Opening Reception: September 7th, 2025 at 5 pm
Tuesday September 9th at 7 PM - Performance by Departure Duo: Edward Kass (double bass) + Nina Guo (soprano). Admission: €10.
Thursday September 11th, 2025 at 6 PM - Performance by Cara Dawson - To close a small distance: New works for Pedal and Lever Harp. Admission: €10.
Closing Reception: September 11th, 2025 at 6 pm
Exhibition period: September 7th-12th
Open daily 2-6 pm and during the events of the gallery
To close a small distance presents new work by two artists who investigate what is both sensible and near. Addressing a world in which knowledge, experience, and sociality are increasingly oriented towards the virtual, this exhibition offers transdisciplinary perspectives on our entanglement with the material world.
Leeza Negelev’s gestural marks mine the space between established aesthetic ideals and the responsiveness of her materials. To understand this threshold, her new work leans on the language of music. She explores the way our experience with a painting can be time-bound, relational, and singular through an installation that serves as a graphic score, up close and from a distance.
Katie Kearns’ sculptures begin with an interest in domestic objects and spaces. They disrupt the quiet familiarity of an old chair or dresser through surrealist interventions–alluding to the symbiotic way objects appear to absorb memory, as well as the fluidity of queer experience. In doing so, their work invites the viewer to question their own relationship to material, memory, and selfhood.
Expanding on these themes, the exhibition will feature multiple site-specific music performances that investigate the relational and material elements of sound through alternative tuning systems, acoustic and digital sonic landscapes, and works that rely on proximity and distance.

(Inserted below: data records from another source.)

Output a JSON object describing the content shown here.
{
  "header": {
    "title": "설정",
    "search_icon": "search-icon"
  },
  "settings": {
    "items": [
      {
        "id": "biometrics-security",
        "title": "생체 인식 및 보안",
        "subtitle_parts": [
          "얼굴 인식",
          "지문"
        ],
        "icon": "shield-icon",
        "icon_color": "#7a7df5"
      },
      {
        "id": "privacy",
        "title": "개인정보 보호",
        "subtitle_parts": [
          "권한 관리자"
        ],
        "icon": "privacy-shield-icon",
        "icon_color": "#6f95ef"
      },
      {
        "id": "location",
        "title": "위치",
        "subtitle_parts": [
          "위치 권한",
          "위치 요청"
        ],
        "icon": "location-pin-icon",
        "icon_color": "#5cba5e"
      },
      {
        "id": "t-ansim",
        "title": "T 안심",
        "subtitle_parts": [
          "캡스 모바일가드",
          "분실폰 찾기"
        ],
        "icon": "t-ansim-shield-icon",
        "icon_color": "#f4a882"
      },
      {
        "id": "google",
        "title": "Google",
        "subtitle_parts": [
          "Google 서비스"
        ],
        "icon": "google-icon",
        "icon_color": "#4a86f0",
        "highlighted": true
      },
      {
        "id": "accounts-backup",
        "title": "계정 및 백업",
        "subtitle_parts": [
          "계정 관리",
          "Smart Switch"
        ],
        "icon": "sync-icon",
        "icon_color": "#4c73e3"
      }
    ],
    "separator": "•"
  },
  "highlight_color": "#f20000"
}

Music performances by Supercluster (dejana sekulić, violin + Victor Guaita Igual, viola), Departure Duo (Edward Kass, double bass + Nina Guo, soprano) and harpist Cara Dawson (days and times to be announced closer to the date).
Support provided by Studio 170 / Germany at Goethe-Institut Boston
PERFORMANCES:
Thursday September 11th, 2025 at 6 PM
Performance by Cara Dawson - To close a small distance: New works for Pedal and Lever Harp
Admission: €10
In response to the exhibition To close a small distance, harpist Cara Dawson presents a program of new works that explore resonance, proximity, and the tactile nature of sound. The concert features solo compositions for both pedal and lever harp, including premieres and works written for her in close collaboration with composers. Several works incorporate electronic tape or alternative tuning systems, blurring the boundaries between acoustic and digital sound worlds. Performed in an intimate setting, the program invites close listening—foregrounding gesture, materiality, and the body’s entanglement with sound. As the final event in the exhibition series, it offers a quiet yet charged sonic response to the artworks that surround it.
About the artists:
Leeza Negelev was raised in Brooklyn and Boston by three generations of Soviets from Uzbekistan. Her bicultural upbringing honed an interest in the way observation can determine experience. Her current research explores the aesthetic possibilities of attention. Leeza is curious about the active quality of her materials and paintings, which develop through a tension between formal analysis and a sensory-driven, dialogical approach. Her installations, paintings, and sound art have been exhibited in the United States and internationally. She has received multiple awards for her work and been selected for exhibition by curators such as Sharon Butler, Jamaal Barber, Erika B. Hess, Ornis Althuis, and Jeanine Hofland, among others. Leeza holds an MFA in Studio Art from the Welch School of Art and Design. She lives and works in Boston, Massachusetts.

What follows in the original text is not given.